Hauke: In Johannesburg hatten wir außerdem einen professionellen Guide. Er hat uns 'seine' Ecken gezeigt – all die, die man als Tourist unbedingt meiden sollte, weil sie gefährliche Begegnungen mit sich bringen können. Mal wurden wir auf offener Straße bedroht, mal sind wir knapp einer Schießerei entkommen. Und die Verkehrspolizei hatte uns schwer auf dem Kieker. Aber auch das gehört dazu, wenn man andere Länder verstehen möchte. Insgesamt habe ich keinen Kontinent so warmherzig und freundlich erlebt wie Afrika.
Welche Momente sind besonders intensiv in Erinnerung geblieben?
Hauke: Zuerst dachte ich: der Moment, als wir nachts unter einer kargen 15-Watt-Glühbirne in einer Schule in Simbabwe standen, umgeben von singenden Kindern, die man in der Dunkelheit kaum sah. Der Raum war gefüllt von ihren klaren Stimmen und wir mussten beide weinen. Eigentlich aber war es noch viel intensiver, meine Tochter, ganz weit weg vom Alltag, kennenzulernen.
Molin: Während einer Autofahrt haben wir stundenlang reflektiert: Was erleben wir hier gerade eigentlich? Natürlich waren die lesbische Hochzeit in Johannesburg, das Löwenbeobachten in Simbabwe oder das Schnorcheln mit Walhaien einmalig und unersetzbar – aber nicht so sehr wie dieses tiefe, emotionale Gespräch zwischen meinem Papa und mir.
Was ist die Essenz dieser sehr persönlichen Reise? Wie kann man sie nachmachen – vor allem, falls Afrika zu groß, zu weit weg ist?
Hauke: Indem beide Reisende auf einer Ebene sind. Als Vater Erfahrung mitzubringen, ist hilfreich, aber wenn ich mich zu gut auskenne, werde ich zum Guide. Dann gebe ich meine Autorität nicht ab. So eine Reise muss beide, wenn auch nur leicht, aus ihrer Komfortzone und über die eigenen Grenzen locken. Beide wagen etwas, beide müssen sich aufeinander verlassen.

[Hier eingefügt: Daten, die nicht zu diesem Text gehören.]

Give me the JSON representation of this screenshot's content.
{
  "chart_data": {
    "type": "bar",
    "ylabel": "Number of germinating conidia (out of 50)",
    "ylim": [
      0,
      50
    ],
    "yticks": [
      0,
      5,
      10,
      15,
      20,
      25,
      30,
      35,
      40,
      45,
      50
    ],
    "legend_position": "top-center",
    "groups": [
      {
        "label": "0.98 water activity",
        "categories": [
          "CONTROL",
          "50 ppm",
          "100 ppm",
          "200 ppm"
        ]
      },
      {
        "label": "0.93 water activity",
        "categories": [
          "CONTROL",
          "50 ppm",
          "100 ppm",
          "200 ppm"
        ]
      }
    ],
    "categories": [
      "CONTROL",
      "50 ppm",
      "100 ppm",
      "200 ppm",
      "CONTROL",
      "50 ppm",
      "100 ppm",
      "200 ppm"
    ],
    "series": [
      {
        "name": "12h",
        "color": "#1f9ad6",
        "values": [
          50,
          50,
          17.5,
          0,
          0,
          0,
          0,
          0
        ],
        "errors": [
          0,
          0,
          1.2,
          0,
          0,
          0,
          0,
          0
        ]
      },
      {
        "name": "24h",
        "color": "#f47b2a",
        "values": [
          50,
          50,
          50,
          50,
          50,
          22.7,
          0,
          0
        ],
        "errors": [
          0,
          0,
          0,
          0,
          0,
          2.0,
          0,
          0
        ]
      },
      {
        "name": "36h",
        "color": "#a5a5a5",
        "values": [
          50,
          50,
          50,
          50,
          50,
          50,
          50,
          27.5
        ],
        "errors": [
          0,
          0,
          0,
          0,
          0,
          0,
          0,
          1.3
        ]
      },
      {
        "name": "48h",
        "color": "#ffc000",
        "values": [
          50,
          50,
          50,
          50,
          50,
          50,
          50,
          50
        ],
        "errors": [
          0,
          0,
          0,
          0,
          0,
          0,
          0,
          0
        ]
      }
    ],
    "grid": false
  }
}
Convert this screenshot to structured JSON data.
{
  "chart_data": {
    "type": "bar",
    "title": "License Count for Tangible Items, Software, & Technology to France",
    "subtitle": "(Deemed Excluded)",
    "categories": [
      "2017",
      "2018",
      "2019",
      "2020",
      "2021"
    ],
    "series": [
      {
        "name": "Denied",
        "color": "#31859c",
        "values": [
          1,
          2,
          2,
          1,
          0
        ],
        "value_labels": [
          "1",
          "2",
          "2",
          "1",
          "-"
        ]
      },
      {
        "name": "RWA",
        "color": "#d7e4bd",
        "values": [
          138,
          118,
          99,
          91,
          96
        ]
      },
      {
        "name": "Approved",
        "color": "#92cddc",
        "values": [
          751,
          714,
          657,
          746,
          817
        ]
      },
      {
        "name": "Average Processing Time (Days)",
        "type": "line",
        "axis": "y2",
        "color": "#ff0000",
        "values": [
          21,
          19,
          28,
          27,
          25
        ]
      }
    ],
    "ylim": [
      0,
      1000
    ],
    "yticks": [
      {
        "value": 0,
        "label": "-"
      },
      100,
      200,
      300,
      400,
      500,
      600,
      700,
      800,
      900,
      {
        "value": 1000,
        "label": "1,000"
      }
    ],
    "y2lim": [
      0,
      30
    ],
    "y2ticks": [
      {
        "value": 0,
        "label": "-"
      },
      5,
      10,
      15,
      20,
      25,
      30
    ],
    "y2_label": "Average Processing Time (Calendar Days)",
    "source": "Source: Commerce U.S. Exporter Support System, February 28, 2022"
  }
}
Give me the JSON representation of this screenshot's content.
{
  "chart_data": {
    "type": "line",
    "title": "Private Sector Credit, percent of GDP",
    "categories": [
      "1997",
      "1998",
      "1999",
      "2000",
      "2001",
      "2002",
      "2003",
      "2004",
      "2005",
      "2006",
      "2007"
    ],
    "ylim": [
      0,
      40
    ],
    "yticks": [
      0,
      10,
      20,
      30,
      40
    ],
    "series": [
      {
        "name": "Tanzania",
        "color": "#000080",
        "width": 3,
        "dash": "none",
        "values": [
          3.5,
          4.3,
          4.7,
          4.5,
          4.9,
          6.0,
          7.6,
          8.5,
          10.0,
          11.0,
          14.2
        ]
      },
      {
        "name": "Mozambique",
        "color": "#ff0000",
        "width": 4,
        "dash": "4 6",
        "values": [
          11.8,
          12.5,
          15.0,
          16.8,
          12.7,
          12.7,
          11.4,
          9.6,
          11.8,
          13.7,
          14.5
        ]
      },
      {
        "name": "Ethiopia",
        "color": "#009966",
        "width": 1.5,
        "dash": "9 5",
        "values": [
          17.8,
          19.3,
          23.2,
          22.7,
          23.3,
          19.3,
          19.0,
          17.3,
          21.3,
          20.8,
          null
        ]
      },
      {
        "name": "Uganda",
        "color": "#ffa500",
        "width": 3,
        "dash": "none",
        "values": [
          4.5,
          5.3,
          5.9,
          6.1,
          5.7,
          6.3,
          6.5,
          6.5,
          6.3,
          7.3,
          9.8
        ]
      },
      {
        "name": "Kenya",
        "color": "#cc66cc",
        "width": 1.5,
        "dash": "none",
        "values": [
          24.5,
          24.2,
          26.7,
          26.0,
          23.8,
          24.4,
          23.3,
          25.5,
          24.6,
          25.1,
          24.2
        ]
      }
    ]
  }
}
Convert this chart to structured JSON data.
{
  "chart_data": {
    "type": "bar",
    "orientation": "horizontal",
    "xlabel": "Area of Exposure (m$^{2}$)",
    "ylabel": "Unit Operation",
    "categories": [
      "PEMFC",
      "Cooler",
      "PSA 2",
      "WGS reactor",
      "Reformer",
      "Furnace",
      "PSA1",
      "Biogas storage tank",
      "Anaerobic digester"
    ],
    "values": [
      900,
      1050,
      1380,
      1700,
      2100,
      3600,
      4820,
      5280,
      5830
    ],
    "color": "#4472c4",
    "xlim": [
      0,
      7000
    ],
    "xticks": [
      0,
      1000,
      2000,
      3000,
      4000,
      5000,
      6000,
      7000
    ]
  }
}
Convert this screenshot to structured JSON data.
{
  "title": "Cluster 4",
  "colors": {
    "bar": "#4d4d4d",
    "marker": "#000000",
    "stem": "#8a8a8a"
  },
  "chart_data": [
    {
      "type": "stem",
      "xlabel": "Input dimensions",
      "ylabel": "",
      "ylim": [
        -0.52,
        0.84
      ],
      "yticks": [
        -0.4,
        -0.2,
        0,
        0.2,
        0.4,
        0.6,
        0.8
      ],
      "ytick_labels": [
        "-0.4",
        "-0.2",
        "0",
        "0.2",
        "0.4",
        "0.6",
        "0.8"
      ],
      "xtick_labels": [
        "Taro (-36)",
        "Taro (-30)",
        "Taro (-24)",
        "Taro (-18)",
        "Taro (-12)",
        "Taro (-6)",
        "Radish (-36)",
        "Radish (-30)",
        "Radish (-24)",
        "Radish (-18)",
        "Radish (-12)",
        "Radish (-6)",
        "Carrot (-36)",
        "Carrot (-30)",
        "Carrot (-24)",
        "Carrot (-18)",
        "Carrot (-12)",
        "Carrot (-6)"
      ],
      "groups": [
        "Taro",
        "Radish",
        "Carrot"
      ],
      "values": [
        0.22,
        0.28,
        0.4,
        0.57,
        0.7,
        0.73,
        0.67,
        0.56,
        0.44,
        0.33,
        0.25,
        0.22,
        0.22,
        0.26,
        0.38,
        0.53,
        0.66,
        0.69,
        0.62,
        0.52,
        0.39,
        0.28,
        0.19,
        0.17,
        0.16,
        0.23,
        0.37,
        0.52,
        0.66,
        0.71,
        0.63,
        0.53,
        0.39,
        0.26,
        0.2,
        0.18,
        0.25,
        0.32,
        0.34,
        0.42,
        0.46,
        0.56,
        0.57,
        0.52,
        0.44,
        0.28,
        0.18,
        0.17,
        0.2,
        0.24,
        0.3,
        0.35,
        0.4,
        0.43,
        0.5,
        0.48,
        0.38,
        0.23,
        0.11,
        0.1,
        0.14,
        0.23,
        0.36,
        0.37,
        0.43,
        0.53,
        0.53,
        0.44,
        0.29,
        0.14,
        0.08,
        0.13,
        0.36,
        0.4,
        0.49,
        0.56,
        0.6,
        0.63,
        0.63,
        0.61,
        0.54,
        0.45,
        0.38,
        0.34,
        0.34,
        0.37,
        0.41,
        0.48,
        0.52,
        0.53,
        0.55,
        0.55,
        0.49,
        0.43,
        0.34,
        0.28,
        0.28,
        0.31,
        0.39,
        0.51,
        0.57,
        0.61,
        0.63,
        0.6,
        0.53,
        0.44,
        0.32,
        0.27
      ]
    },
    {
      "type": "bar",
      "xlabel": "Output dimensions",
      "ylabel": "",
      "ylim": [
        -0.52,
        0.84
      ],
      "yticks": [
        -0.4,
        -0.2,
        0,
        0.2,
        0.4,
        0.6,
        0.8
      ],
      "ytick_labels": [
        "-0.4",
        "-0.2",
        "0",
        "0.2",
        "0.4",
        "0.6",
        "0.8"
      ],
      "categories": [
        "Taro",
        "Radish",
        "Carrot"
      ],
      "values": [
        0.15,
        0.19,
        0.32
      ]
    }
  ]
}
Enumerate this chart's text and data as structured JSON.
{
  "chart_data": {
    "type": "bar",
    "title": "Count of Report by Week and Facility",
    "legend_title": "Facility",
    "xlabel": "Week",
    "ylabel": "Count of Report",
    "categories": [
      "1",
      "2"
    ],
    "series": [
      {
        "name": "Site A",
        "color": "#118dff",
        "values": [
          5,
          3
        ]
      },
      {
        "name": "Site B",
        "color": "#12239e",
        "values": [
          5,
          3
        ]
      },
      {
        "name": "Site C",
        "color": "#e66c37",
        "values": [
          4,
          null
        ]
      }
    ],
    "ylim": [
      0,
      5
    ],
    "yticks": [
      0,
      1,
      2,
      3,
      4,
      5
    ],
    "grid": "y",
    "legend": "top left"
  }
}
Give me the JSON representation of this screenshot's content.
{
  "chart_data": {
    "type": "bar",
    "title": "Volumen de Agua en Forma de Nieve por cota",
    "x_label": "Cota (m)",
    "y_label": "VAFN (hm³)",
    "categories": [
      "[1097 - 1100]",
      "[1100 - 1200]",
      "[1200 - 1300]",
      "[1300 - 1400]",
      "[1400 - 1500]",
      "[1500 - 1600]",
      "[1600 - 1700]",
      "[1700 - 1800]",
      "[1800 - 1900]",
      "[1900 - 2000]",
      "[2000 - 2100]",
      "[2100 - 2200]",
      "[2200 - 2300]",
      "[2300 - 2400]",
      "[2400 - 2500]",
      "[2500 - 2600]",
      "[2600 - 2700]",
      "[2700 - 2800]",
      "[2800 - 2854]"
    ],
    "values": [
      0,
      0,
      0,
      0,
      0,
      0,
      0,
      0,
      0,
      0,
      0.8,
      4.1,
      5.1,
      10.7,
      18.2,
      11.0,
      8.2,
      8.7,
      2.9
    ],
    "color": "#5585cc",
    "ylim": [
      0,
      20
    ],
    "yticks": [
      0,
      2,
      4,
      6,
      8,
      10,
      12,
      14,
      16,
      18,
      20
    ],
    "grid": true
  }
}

Molin: Dabei ist das Reiseziel völlig egal. Wir hätten in Südafrika in einem Luxusresort übernachten können und ganz andere sechs Wochen verbracht. Auf die Art des Reisens kommt es an: Einen Camper und ein Zelt zu teilen, schweißt zusammen, genauso wie gemeinsam Entscheidungen zu treffen, sich zu verfahren, zu kommunizieren. Und klar: Wichtig ist, dass man ein Reiseziel findet, das beide interessiert, völlig egal, ob es Österreich oder Simbabwe ist.